Читать книгу Pepi, lass mi eine ...! - Peter Elstner - Страница 26
Mamas Watschen
ОглавлениеDie Zeiten waren schlecht, aber man konnte sich in kleinen Schritten – auch dank des Wiederaufbaus – immer mehr leisten.
Ende der 40er, Anfang der 50er Jahre kaufte mir Mutter endlich die heiß ersehnte Lederhose. Sie hatte einen Zippverschluss vorne, was mich zuerst enttäuschte, denn ich hatte mir eine mit einem herabklappbaren Hosentürl gewünscht. Aber als ich sah, wie meine Freunde auf der Gasse nach meiner Lederhose schielten (etwas neidisch), mochte ich sie immer mehr, und im Laufe eines Jahres trug ich sie vom ersten wärmeren Tag im März/April an bis in den Oktober hinein.
Im Herbst (1951/52) kaufte mir Mama dann auch noch hohe Schuhe (»Die brauchst für den Winter!«) – wunderschön glänzend, mit fester Sohle, braun. Ich freute mich, weil ich niemanden in der Gasse kannte, der so schöne Schuhe hatte; führte sie auch gleich aus und ließ mich überall am Heumarkt sehen. Im Laufe meines Spazierganges kam ich auch oben am Margaretengürtel bei der Feuerwache vorbei – und da spielten gerade die Feuerwehrleute Fußball, in ihren hohen, festen Stiefeln.
Als ich ein wenig zuschaute, meinte einer: »Hearst, Burschi, wüst mitspün? Mia san um an z’wenig.«
Das war was – mit den Erwachsenen mitspielen dürfen, auf einem Spielfeld, das sogar mit Torpfosten versehen war. Nur, es war ein Platz, belegt mit dunkler Schlack!
Ich dachte überhaupt nicht nach, lief zu »meiner« Mannschaft, wurde eingeteilt als rechter Flügel (da konnte ich hinten nichts anstellen) – und los ging’s …
Ich rannte meinen gegnerischen Feuerwehrmännern ein paarmal davon, bis mich einer, der sich nicht gern überspielen ließ, mit seinen Feuerwehrstiefeln ummähte. Zwar war ich gleich wieder auf den Beinen, aber ich hatte komplett aufgeschürfte Knie und Handflächen.
Die Feuerwehrler stritten, der »Chef« in meiner Mannschaft, offenbar ein echter, nahm mich in Schutz und fertigte seinen Kollegen streng ab: »Wannst net so vül kicken kannst, dass den Buam fair aufhoitst, dann is eh traurig, dann bist eh oarm!«
»Meine« Mannschaft lag, als es dämmrig wurde, mit einem Tor vorne, wir mussten aufhören. Ich sagte: »Danke für’s Mitspielen!« Mein – sagen wir – Kapitän rief dann noch im Weggehen: »Kannst wieder kumman!« Damit waren der Nachmittag und der Abend für mich fußballerische Glücksmomente – unvergleichlich!

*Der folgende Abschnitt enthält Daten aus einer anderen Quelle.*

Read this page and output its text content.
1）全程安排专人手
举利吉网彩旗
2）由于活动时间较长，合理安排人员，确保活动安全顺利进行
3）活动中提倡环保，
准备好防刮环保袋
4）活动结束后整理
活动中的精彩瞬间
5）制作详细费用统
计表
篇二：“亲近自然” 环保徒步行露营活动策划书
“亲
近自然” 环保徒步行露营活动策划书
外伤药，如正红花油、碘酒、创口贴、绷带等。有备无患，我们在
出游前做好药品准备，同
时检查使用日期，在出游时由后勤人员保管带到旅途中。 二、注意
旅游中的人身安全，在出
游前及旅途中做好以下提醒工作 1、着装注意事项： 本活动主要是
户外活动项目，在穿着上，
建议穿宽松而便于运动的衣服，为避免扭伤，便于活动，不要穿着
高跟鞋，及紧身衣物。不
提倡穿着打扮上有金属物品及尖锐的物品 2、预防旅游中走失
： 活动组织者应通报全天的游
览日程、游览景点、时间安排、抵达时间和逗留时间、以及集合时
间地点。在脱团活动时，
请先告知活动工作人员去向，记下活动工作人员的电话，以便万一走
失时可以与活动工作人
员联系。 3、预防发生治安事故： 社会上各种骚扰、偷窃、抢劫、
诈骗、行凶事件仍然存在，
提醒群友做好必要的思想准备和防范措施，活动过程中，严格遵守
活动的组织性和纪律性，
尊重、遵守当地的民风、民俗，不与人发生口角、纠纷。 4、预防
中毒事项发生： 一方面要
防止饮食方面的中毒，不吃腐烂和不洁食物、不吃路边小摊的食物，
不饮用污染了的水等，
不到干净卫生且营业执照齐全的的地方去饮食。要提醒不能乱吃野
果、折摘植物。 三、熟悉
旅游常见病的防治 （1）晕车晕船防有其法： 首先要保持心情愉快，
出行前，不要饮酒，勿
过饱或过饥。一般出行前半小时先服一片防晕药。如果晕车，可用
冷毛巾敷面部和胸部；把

Erst jetzt spürte ich meine aufgeschürften Knie und Hände, das Gewand war blutig, und dann spürte ich noch etwas: Ich trat mit meinen Füßen auf nackten Boden. Meine funkelnagelneuen Schuhe waren durchgetreten, auf den Sohlen durch die scharfkantige Schlacke durchgerieben! Da das Schuhleder auch etwas von der Marke »Pappendeckel« hatte, stand ich »im Freien«.
Daheim versuchte ich, mich an Mama vorbeizuschummeln, aber Mütter haben offenbar einen Beschützerinstinkt, der sich darin äußert, dass sie immer wahrnehmen, wenn’s wo brennt.

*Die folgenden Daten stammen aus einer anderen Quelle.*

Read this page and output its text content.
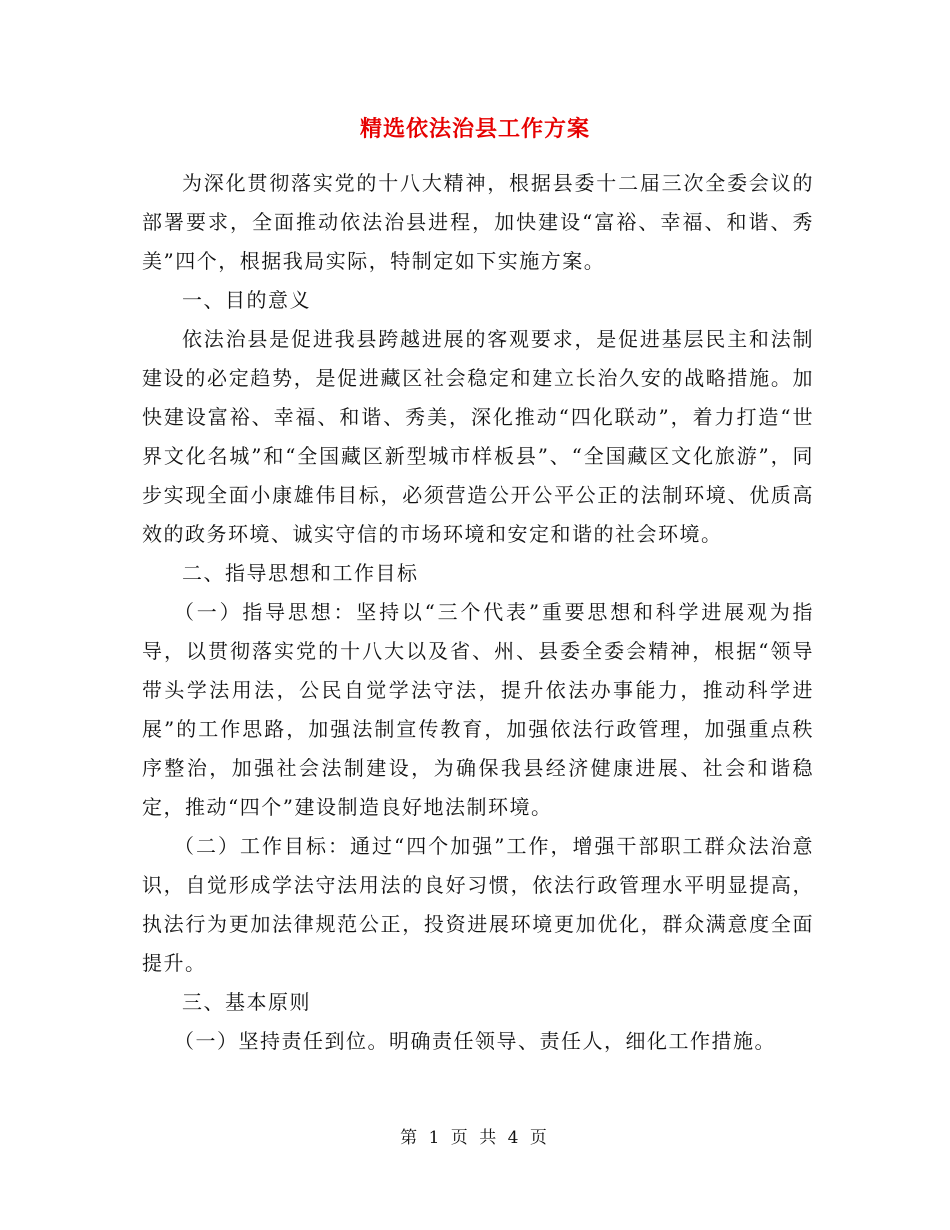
精选依法治县工作方案

为深化贯彻落实党的十八大精神，根据县委十二届三次全委会议的部署要求，全面推动依法治县进程，加快建设“富裕、幸福、和谐、秀美”四个，根据我局实际，特制定如下实施方案。

一、目的意义

依法治县是促进我县跨越进展的客观要求，是促进基层民主和法制建设的必定趋势，是促进藏区社会稳定和建立长治久安的战略措施。加快建设富裕、幸福、和谐、秀美，深化推动“四化联动”，着力打造“世界文化名城”和“全国藏区新型城市样板县”、“全国藏区文化旅游”，同步实现全面小康雄伟目标，必须营造公开公平公正的法制环境、优质高效的政务环境、诚实守信的市场环境和安定和谐的社会环境。

二、指导思想和工作目标

（一）指导思想：坚持以“三个代表”重要思想和科学进展观为指导，以贯彻落实党的十八大以及省、州、县委全委会精神，根据“领导带头学法用法，公民自觉学法守法，提升依法办事能力，推动科学进展”的工作思路，加强法制宣传教育，加强依法行政管理，加强重点秩序整治，加强社会法制建设，为确保我县经济健康进展、社会和谐稳定，推动“四个”建设制造良好地法制环境。

（二）工作目标：通过“四个加强”工作，增强干部职工群众法治意识，自觉形成学法守法用法的良好习惯，依法行政管理水平明显提高，执法行为更加法律规范公正，投资进展环境更加优化，群众满意度全面提升。

三、基本原则

（一）坚持责任到位。明确责任领导、责任人，细化工作措施。

第 1 页 共 4 页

»Wie schaust denn du aus? Hast g’rauft, du bist ja komplett aufgeschunden! Komm, lass dich ansehen«, sie zog mich zu ihr. »Jetzt zieh einmal die Schuh aus!« Ich hatte noch am Gang versucht, das Oberleder zu polieren, und ein bisschen glänzten die Schuhe noch.
Jetzt kommt’s, dachte ich mir, jetzt wird’s ungemütlich. Warum hab ich nicht aufgepasst!?
Und schon setzte es was: Ich bekam eine Ohrfeige von Mama. Es war die erste und letzte, sie war nicht fest, aber sie schmerzte mich mehr als tausend Hiebe – sie kam nämlich aus der Verzweiflung, dass alle ihre Mühe umsonst war und ich nun wieder mit Halbschuhen durch den Winter kommen musste.